Bu tahminler de esas itibariyle serbest piyasada oluşacak fiyatlardı. Elektriğin kilowatsaatinin en azından beş yıl (aslında daha uzun süreler) sonra yaklaşık nerelere gidebileceğine ilişkin tahmin yürütemeyen bir sermaye sahibi, bu alana girebilir mi?

Evet, şu anda Enerji Piyasaları İşletme Anonim Şirketi (EPİAŞ) bünyesindeki piyasada bir fiyat oluşuyor. Peki burada oluşan rakamlar yatırımcılar açısından gerçekten gösterge olabilir mi?

Çok zor. Çünkü buradaki fiyatların sağlıklı şekilde oluşup oluşmadığıdır esas mesele...

Elektriğin fiyatını salınıma bırakmanız için çapraz sübvansiyon denilen, çeşitli kesimlere (konut, sanayi, ticarethane) yönelik farklı fiyat tarifelerini ortadan kaldırmazsanız, elektriğin gerçekten bir arz-talep dengesiyle oluştuğunu söyleyemezsiniz.

Devletin elektriğini alma garantisiyle yaptırdığı santrallerin yol açtığı yüksek maliyetleri piyasa oyuncularının üzerine yıkmaya devam ederken de serbest bir piyasadan söz edemezsiniz. Bunu önlemek için bir çıkış yolu olmalı...

İşte bu ve benzeri nedenlerle, elektriğin ne kadarının devlet, ne kadarının özel sektör tarafından üretildiğine, ne kadarının özel sektör tarafından dağıtıldığına baktırtıp durmamak lazım milleti.

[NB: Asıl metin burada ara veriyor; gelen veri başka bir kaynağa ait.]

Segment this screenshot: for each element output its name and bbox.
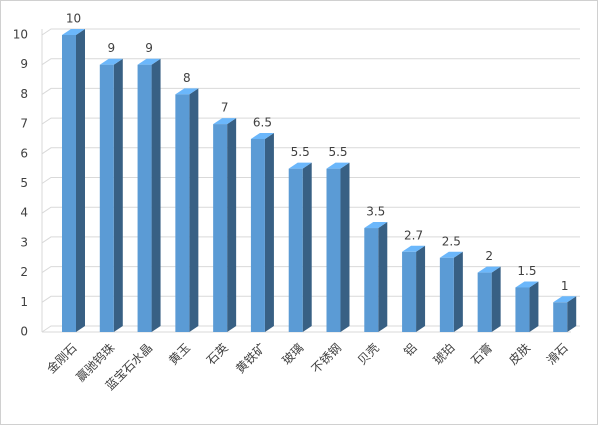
bar [62,35,76,332]
bar-side [302,162,312,332]
grid-line [41,147,580,155]
bar [439,257,454,332]
bar [326,168,341,332]
bar-side [113,58,123,332]
y-tick-label: 6 [20,146,28,160]
data-label: 2.7 [404,228,423,242]
bar [213,124,228,332]
y-tick-label: 2 [20,265,28,279]
bar-side [151,58,161,332]
bar-top [62,29,85,35]
bar [402,251,417,332]
grid-line [41,87,580,95]
data-label: 2.5 [442,234,461,248]
bar-top [364,222,388,229]
data-label: 10 [66,12,81,26]
bar [250,138,265,332]
bar [137,64,152,332]
bar-side [340,162,350,332]
bar [515,287,530,332]
bar-side [567,296,577,332]
bar [553,302,568,332]
data-label: 1 [561,279,569,293]
data-label: 2 [485,249,493,263]
y-tick-label: 10 [13,28,28,42]
bar-side [378,222,388,332]
bar-side [453,251,463,332]
y-tick-label: 5 [20,176,28,190]
bar-top [477,266,501,273]
data-label: 7 [221,101,229,115]
grid-line [41,206,580,214]
y-tick-label: 7 [20,117,28,131]
bar-side [529,281,539,332]
data-label: 6.5 [253,115,272,129]
y-tick-label: 8 [20,87,28,101]
grid-line [41,28,580,36]
data-label: 5.5 [291,145,310,159]
bar-top [326,162,350,169]
y-tick-label: 9 [20,57,28,71]
grid-line [41,58,580,66]
bar-side [264,132,274,332]
y-tick-label: 3 [20,235,28,249]
grid-line [41,177,580,184]
bar [477,272,492,332]
bar [99,64,114,332]
bar-top [137,58,161,65]
data-label: 8 [183,71,191,85]
bar-top [250,132,274,139]
bar-top [213,118,237,125]
y-tick-label: 0 [20,325,28,339]
bar [364,228,379,332]
bar [288,168,303,332]
bar-top [553,296,577,303]
bar-top [515,281,539,288]
bar-side [76,29,85,332]
data-label: 9 [107,41,115,55]
data-label: 3.5 [366,205,385,219]
bar-top [175,88,199,95]
bar-side [491,266,501,332]
bar [175,94,190,333]
bar-side [189,88,199,333]
bar-side [416,245,426,332]
bar-top [402,245,426,252]
data-label: 1.5 [517,264,536,278]
grid-line [41,236,580,244]
y-tick-label: 1 [20,295,28,309]
data-label: 9 [145,41,153,55]
y-tick-label: 4 [20,206,28,220]
data-label: 5.5 [328,145,347,159]
bar-top [99,58,123,65]
bar-top [439,251,463,258]
bar-side [227,118,237,332]
grid-line [41,117,580,125]
bar-top [288,162,312,169]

Ekonominin bütününü de çok yakından ilgilendiren enerji sektörüyle ilgili geleceğe dair umutlu olabilmek için başka bir yaklaşıma ihtiyaç var.

Yani elektriği kimin ürettiği ya da dağıttığı değil, fiyatı kimin ve nasıl belirlediğidir esas meselemiz...

...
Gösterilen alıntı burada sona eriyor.